4. Sehen Sie betriebsbedingte Kündigungen als legitimes
Mittel für einen Personalabbau im öffentlichen Dienst,
und wenn ja warum?
Natürlich sind betriebsbedingte Kündigungen in bestimmten
Fällen ein legitimes Mittel, doch nicht immer sinnvoll. Die
Mitarbeiter, die man damit abbauen kann, sind häufig die
Leistungsträger der öffentlichen Verwaltung. Viel wichtiger
bei diesem Thema ist, dass die Politik nicht ungedeckte Schecks
auf Kosten anderer ausstellen darf. Die Große Koalition
hat generös betriebsbedingte Kündigungen langfristig
ausgeschlossen und dann den Hochschulen und anderen öffentlichen
Institutionen die Mittel gestrichen. Die Verantwortlichen mussten
dann sehen, wie die Kürzungssummen des Senats umzusetzen
waren, ohne an den Personalkosten ernsthaften Veränderungen
vornehmen zu können. Die FDP schließt daher für
die Hochschulen betriebsbedingte Kündigungen nicht aus, weil
es Sache der Hochschulleitung ist, ob und wie sie mit den finanziellen
Mitteln hinkommt.
5. Wann wird die Novellierung des Berliner Hochschulgesetzes
aus Ihrer Sicht abgeschlossen sein und welche Akzente wird Ihre
Partei dort setzen?
Zunächst macht es Sinn sich darauf zu konzentrieren, dass
die Novellierung des HRG vernünftig beendet wird. Dann gilt
es, die notwendigen Änderungen im BerlHG vorzunehmen. Ich
würde vermuten, dass dies nicht mehr im nächsten Jahr
zu bewerkstelligen sein wird. Dies mach ggf. eine kleine vorgezogene
Reform wegen der Einführung von Bachelor- und Master-Studiengängen
notwendig. Inhaltlich erscheint es mir besonders wichtig zu sein,
dass die zahlreichen Modelle, die jetzt unter der Experimentierklausel
erprobt werden, auch fortgeführt werden können.

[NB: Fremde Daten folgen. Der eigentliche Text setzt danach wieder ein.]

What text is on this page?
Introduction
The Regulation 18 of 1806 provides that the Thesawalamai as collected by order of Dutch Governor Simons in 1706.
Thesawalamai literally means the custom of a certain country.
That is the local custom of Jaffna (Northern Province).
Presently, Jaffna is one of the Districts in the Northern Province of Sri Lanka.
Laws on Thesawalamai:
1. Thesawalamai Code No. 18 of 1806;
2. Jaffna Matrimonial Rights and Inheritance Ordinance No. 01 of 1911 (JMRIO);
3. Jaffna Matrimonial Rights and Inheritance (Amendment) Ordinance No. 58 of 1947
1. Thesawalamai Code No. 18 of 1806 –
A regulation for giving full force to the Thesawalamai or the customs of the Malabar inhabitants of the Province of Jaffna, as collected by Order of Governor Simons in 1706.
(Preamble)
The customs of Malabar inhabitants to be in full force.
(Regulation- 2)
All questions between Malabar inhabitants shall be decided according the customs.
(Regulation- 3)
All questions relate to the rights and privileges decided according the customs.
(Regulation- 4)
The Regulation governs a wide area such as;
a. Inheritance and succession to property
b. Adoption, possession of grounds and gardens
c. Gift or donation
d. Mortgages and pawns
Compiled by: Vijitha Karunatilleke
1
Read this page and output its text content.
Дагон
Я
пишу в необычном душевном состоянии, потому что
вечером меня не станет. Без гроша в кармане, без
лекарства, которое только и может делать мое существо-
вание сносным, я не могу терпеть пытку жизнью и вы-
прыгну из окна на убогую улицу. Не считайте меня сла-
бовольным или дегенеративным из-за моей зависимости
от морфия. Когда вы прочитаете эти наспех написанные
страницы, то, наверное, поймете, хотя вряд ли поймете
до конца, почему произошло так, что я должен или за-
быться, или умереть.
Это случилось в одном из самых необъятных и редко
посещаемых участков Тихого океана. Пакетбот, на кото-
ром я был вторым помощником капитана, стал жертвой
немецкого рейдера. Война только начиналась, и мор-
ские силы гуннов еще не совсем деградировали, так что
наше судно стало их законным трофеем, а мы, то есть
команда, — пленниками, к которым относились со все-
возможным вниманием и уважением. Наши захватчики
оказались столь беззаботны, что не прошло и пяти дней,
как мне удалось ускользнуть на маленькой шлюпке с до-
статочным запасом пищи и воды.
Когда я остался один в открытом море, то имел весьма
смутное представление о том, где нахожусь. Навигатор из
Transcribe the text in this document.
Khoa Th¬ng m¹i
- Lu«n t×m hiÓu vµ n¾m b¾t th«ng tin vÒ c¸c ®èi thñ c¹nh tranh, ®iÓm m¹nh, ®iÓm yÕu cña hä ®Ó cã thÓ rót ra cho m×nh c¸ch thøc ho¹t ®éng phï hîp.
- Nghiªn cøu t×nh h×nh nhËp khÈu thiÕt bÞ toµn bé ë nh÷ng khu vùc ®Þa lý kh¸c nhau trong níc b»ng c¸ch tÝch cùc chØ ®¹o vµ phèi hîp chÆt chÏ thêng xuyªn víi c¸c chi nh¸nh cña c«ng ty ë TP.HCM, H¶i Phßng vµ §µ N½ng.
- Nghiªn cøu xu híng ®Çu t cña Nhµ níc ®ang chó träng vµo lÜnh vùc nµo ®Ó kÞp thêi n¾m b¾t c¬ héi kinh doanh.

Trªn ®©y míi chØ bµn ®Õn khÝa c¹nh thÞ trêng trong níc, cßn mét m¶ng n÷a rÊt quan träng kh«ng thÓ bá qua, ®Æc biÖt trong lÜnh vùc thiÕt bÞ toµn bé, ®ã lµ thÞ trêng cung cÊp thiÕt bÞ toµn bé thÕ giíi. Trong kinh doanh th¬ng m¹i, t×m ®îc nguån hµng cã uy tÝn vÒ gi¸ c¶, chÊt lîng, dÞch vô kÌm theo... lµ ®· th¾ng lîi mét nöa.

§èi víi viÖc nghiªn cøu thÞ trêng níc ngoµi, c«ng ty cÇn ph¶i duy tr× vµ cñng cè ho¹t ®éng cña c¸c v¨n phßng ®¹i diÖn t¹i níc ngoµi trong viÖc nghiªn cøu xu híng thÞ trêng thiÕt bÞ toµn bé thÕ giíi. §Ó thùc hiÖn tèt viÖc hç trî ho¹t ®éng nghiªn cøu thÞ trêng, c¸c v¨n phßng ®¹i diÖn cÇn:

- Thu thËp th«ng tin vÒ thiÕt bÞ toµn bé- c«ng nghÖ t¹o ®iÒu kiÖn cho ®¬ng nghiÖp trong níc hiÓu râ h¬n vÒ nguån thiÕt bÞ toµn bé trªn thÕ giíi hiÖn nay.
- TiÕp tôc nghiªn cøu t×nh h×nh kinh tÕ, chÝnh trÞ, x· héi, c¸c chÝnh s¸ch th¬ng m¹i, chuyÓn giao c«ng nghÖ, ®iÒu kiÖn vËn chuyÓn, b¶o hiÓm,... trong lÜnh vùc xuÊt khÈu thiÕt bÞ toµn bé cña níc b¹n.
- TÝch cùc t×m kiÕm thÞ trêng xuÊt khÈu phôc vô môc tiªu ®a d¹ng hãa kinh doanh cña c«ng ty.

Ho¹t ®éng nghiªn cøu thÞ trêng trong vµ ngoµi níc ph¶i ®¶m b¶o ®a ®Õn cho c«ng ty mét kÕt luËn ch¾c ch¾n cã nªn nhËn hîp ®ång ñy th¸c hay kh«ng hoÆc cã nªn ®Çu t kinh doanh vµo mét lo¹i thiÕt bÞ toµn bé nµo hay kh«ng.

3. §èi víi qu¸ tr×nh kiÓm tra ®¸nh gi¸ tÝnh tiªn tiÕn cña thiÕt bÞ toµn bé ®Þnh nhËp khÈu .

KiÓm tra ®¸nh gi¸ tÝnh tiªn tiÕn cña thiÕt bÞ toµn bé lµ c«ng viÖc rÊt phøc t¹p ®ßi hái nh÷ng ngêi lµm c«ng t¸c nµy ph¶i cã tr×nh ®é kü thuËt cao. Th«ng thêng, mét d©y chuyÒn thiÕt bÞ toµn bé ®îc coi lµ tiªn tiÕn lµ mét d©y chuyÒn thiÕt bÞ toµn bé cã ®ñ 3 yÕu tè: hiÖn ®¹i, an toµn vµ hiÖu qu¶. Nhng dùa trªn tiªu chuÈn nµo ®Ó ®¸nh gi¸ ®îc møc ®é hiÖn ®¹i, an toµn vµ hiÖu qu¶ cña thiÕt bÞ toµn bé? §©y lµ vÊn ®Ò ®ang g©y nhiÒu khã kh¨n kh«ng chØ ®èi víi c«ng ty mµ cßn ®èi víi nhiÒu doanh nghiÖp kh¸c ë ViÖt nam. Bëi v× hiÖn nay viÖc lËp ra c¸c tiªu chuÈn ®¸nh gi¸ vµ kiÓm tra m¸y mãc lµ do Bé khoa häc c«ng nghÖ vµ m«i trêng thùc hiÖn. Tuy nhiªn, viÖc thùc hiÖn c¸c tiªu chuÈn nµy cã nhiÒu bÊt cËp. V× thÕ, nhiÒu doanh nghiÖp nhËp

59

6. Was würden Sie tun, wenn Sie Universitätspräsident/in
wären?
Als erstes würde ich gerne mit der FDP den Wissenschaftssenator stellen,
um dem Präsidenten die Gestaltungsspielräume zu schaffen,
unter denen mir ein solches Amt Spaß machen würde. Wenn
ich dann Präsident einer Stiftungsuniversität wäre,
würde ich versuchen, durch einwerben von Stiftungskapital finanziell
unabhängiger von der Politik zu werden. Ich würde den
Wissenschaftlern starke Anreize geben, unternehmerisch tätig
zu sein. Dies sollen sie ruhig in den Räumen oder dem Umfeld
der Universität tun, aber dafür bekommt die Uni einen
bestimmten Anteil am Eigenkapital überschrieben. Die Mittel,
die sich aus dem Beteiligungsmanagement ergeben, würden in
innovative Forschungsfelder und neue Studiengänge fließen.